Eine Besonderheit weist die Schweizer Fortbildungslandschaft „Metallbau“ auf, und das unterscheidet sie ganz wesentlich von ihren Nachbarländern Österreich und Deutschland: Die fachliche Fortbildung bis hin zur Höheren Fachprüfung ist modular aufgebaut. Die Interessenten müssen also weder durchgängig eine Fachschule besuchen, noch ihre Berufstätigkeit unterbrechen. Die für die Fachprüfung notwendigen Module, gut 25 an der Zahl, von Werkstofftechnik über Statik, Bauphysik bis hin zu Finanzbuchhaltung werden bei zertifizierten Anbietern besucht und dort auch nach einheitlichen Standards geprüft.
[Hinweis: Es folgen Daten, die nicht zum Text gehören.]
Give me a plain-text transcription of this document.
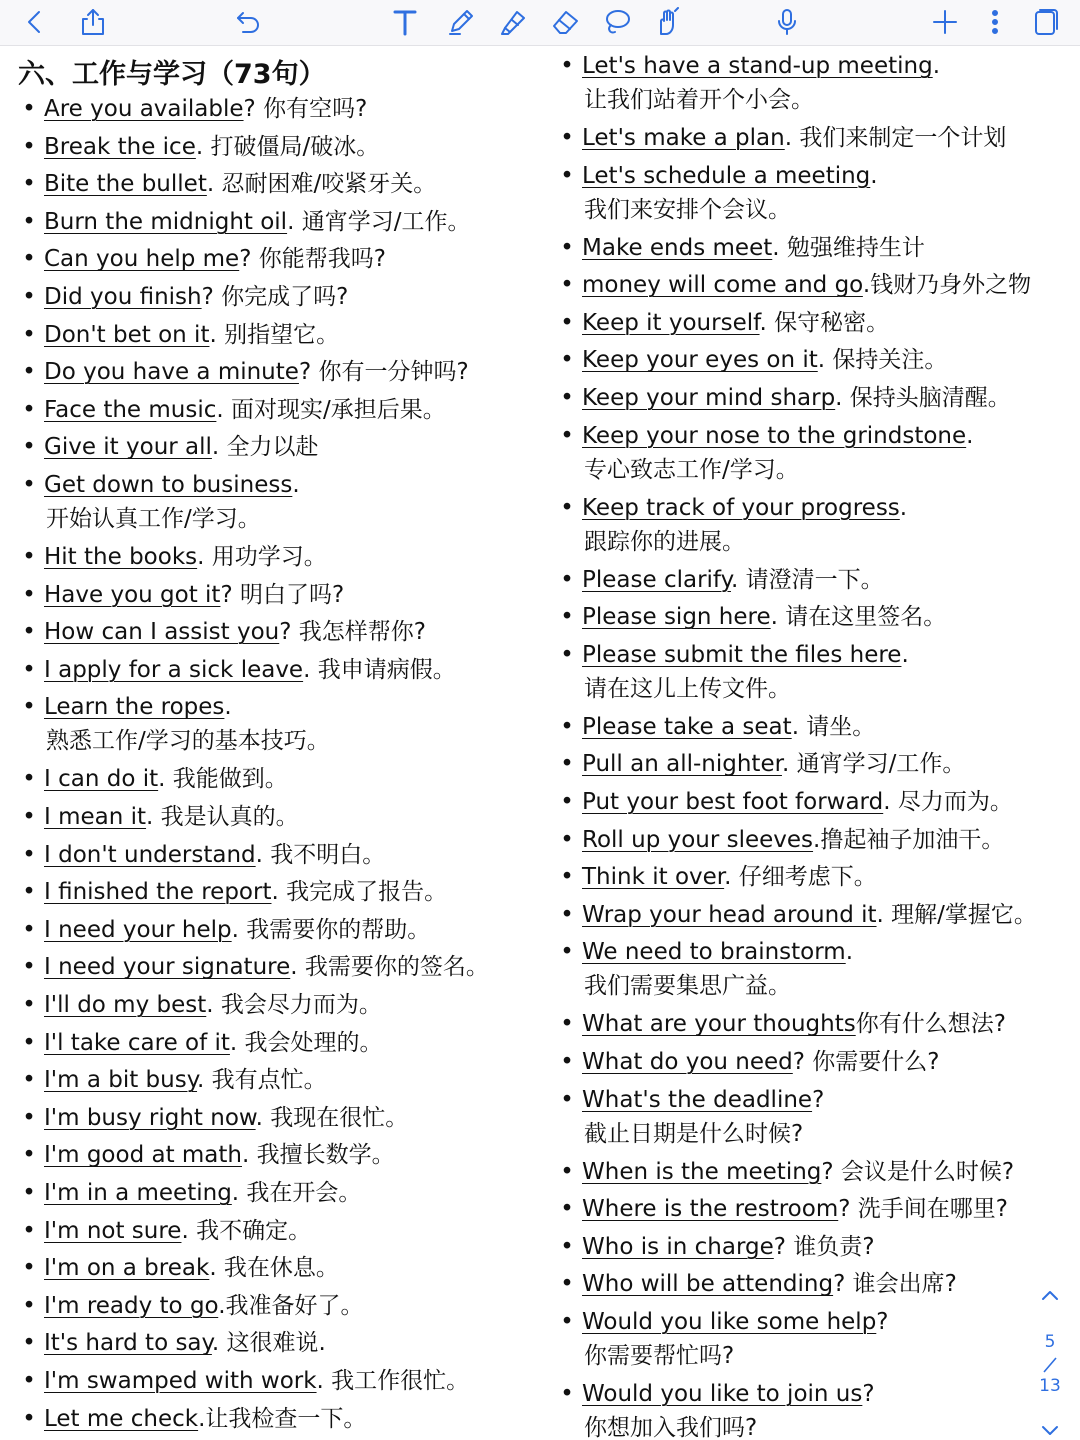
六、工作与学习（73句）
• Are you available? 你有空吗?
• Break the ice. 打破僵局/破冰。
• Bite the bullet. 忍耐困难/咬紧牙关。
• Burn the midnight oil. 通宵学习/工作。
• Can you help me? 你能帮我吗?
• Did you finish? 你完成了吗?
• Don't bet on it. 别指望它。
• Do you have a minute? 你有一分钟吗?
• Face the music. 面对现实/承担后果。
• Give it your all. 全力以赴
• Get down to business.
开始认真工作/学习。
• Hit the books. 用功学习。
• Have you got it? 明白了吗?
• How can I assist you? 我怎样帮你?
• I apply for a sick leave. 我申请病假。
• Learn the ropes.
熟悉工作/学习的基本技巧。
• I can do it. 我能做到。
• I mean it. 我是认真的。
• I don't understand. 我不明白。
• I finished the report. 我完成了报告。
• I need your help. 我需要你的帮助。
• I need your signature. 我需要你的签名。
• I'll do my best. 我会尽力而为。
• I'l take care of it. 我会处理的。
• I'm a bit busy. 我有点忙。
• I'm busy right now. 我现在很忙。
• I'm good at math. 我擅长数学。
• I'm in a meeting. 我在开会。
• I'm not sure. 我不确定。
• I'm on a break. 我在休息。
• I'm ready to go.我准备好了。
• It's hard to say. 这很难说.
• I'm swamped with work. 我工作很忙。
• Let me check.让我检查一下。
• Let's have a stand-up meeting.
让我们站着开个小会。
• Let's make a plan. 我们来制定一个计划
• Let's schedule a meeting.
我们来安排个会议。
• Make ends meet. 勉强维持生计
• money will come and go.钱财乃身外之物
• Keep it yourself. 保守秘密。
• Keep your eyes on it. 保持关注。
• Keep your mind sharp. 保持头脑清醒。
• Keep your nose to the grindstone.
专心致志工作/学习。
• Keep track of your progress.
跟踪你的进展。
• Please clarify. 请澄清一下。
• Please sign here. 请在这里签名。
• Please submit the files here.
请在这儿上传文件。
• Please take a seat. 请坐。
• Pull an all-nighter. 通宵学习/工作。
• Put your best foot forward. 尽力而为。
• Roll up your sleeves.撸起袖子加油干。
• Think it over. 仔细考虑下。
• Wrap your head around it. 理解/掌握它。
• We need to brainstorm.
我们需要集思广益。
• What are your thoughts你有什么想法?
• What do you need? 你需要什么?
• What's the deadline?
截止日期是什么时候?
• When is the meeting? 会议是什么时候?
• Where is the restroom? 洗手间在哪里?
• Who is in charge? 谁负责?
• Who will be attending? 谁会出席?
• Would you like some help?
你需要帮忙吗?
• Would you like to join us?
你想加入我们吗?
5
13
Für die Zulassung beispielsweise zur Höheren Fachprüfung als Metallbaumeister müssen 760 Unterrichtsstunden in elf Modulen nachgewiesen werden. Dieses Modell ist nachahmenswert, schafft es doch durch unterschiedliche Anbieter erfreuliche Konkurrenz auf dem Markt der Beruflichen Bildung und kommt der Lebenswirklichkeit von Berufstätigen auch mehr entgegen, als feste, sich über Monate bis Jahre hinziehende Kursblöcke, wie sie an deutschen Meister- und Fachschulen üblich sind. Und sie sind nicht kostenlos, können es auch nicht sein, da sie ja nicht nur von den kantonalen Schweizer Berufsfachschulen, sondern auch Institutionen des Branchenverbands SMT angeboten werden. Doch auch hier gilt, der Nettonutzen für die Absolventen dürfte in allen Fällen positiv sein, sonst wäre das Angebot schon vom Markt verschwunden.

Fazit

Als Fazit der Beiträge zu den Berufsaus- und Fortbildungssystemen in Deutschland, Österreich und der Schweiz darf festgehalten werden: Trotz der Unterschiede in den Ausbildungszeiten, den Abschlüssen und den unterschiedlichen Wegen dahin halten alle drei Länder am bewährten dualen System mit praktischer Ausbildung in einer Meisterlehre und ergänzendem Unterricht an Berufsschulen fest. Es darf als gesicherte Erkenntnis gelten: Das ist eine der Grundlagen des wirtschaftlichen Wohlstands dieser drei Länder, und es könnte ein Modell für wirtschaftlich notleidende Länder sein.